Although criticism has generally done justice to the writings of SCOTT, yet there are beauties in his poems which have been but cursorily mentioned, or not even noticed. Thinking that something interesting to the general reader may be added to what has already been observed, a few loose remarks on the subject are now offered to the public, through the pages of your useful and entertaining magazine.

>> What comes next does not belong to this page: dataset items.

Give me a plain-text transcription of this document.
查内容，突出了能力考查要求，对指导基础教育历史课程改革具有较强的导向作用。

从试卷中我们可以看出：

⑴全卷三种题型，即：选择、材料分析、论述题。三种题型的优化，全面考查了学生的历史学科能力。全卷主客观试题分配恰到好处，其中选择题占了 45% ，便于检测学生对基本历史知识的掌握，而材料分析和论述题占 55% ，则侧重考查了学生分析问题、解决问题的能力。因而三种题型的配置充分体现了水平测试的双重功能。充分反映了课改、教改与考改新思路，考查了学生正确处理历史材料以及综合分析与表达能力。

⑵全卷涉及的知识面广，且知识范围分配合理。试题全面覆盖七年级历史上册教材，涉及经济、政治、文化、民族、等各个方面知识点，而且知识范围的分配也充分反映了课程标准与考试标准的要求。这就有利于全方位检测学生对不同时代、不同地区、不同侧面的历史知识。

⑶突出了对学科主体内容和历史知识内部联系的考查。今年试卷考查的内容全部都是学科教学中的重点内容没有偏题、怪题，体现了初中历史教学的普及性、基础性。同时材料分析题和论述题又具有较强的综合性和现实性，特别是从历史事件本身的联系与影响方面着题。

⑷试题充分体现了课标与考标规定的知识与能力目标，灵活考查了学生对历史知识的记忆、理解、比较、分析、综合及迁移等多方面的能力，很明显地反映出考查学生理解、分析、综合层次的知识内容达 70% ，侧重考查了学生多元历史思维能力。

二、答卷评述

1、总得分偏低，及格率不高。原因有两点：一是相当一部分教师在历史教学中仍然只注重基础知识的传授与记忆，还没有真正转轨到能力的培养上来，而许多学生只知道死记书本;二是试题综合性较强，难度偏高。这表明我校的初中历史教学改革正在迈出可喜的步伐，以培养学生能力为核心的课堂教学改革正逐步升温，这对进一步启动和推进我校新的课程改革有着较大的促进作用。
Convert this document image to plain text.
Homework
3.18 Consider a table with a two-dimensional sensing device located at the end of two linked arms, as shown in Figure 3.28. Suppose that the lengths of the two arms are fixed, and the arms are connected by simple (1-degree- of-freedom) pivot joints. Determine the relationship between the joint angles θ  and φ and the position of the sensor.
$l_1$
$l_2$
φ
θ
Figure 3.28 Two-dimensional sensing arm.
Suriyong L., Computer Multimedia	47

It is certainly a great honour to Walter Scott, and an evidence of the admiration excited by his poetry, as well as of his good judgment, that his general versification has been closely copied by many men of genius, since his poems first appeared; for although fashion may sometimes introduce a metre which has nothing to recommend it but its novelty; yet this metre will seldom be used, excepting by those who cannot perceive its defects. If suited to the disposition and feelings of an intelligent author, it is true, lines of barbarous sound and harsh arrangement may meet with approbation, but they will never be imitated by men of good sense.
Since the first appearance of Scott's poems, they have rather declined in the estimation of the public; and while all the world seem enraptured with the supposed prose writings of the same author, there are but few, comparatively speaking, who remember the delight they have formerly received from the perusal of the poems of Scott; and although many proofs of weight might possibly be alleged for the justice of the preference, yet it is certain, that at present the author of Marmion and the Lady of the Lake does not receive the praises which, as a poet he justly merits. Time will, however, probably correct this error in taste, and a century hence, Scott may be cited as the chastest and truest poet of the present age.
The scenes which Scott chooses for the development of his poems, are generally national; and this, in a poet, is great excellence. It is owing to this circumstance that the reputation of Burns stands at present so very high with the world, and is so much honoured by his countrymen; and if Byron had been more national in his writings, although he might not perhaps have excited so vivid an interest in his productions, he would probably have attained praises more to be valued, than those which general feeling bestows on every man who excels his fellows in attainments comparatively trifling; for it is one of the first duties of a man of genius to honour his country, and she is justly indignant when she receives nothing at his hands. It has often been said, that Southey's poems bear a great resemblance to Scott's, and in some particulars they are indeed not very dissimilar; but although Southey is a pleasing poet, and generally admired, he has a certain dryness of expression, and a tedious protraction of thought, which forbid him to rank very high as a poet, and place him far beneath Scott; for he must have but a barren fancy, who is obliged to husband it; and we all know, that profusion of imagination, governed, however, by a correct judgment, constitutes one of the greatest and almost indispensable requisites of the true poet.
The literary world is much divided as to the respective merits of Scott and Byron, and perhaps are rather inclined to favour the latter; but there are many considerations which should induce the close thinker to prefer the former: for instance, in point of morals Scott far exceeds Byron, and in uniform chastity of expression is entirely his superior. Byron's forte lies in describing the tumultuous workings of a passionate mind, and the vagaries of a distempered imagination; but his writings fatigue us because they exhaust the passions, for it is as unwise in an author to keep the feelings of his readers continually at their highest pitch, as it is impossible for us to retain an excess of feeling in common life on every subject which at first excites our passions. Or the contrary, Scott excels in poetical sketches of real scenery, and in the delineation of probable occurrences. When the subject requires it, Scott can rise to the sublime, but he is never impious in his grandeur. In a word, Byron's genius may be great, but it is perverted; — the attainments of Scott are always directed to some laudable end.
The faults of Scott are, too voluminous a body of notes, tameness in describing passions and ecstasies, sameness in rhyme, an affected quaintness of expression in some cases, not unfrequently a superfluity of words, and combining too great a variety of imaginary characters with real ones, thereby misleading the judgment; in other words, romancing too much on matters of fact, and making matters of fact too romantic. Yet with all these imperfections on his head, there is, perhaps, no modern poet who can fairly cope with him in general excellence.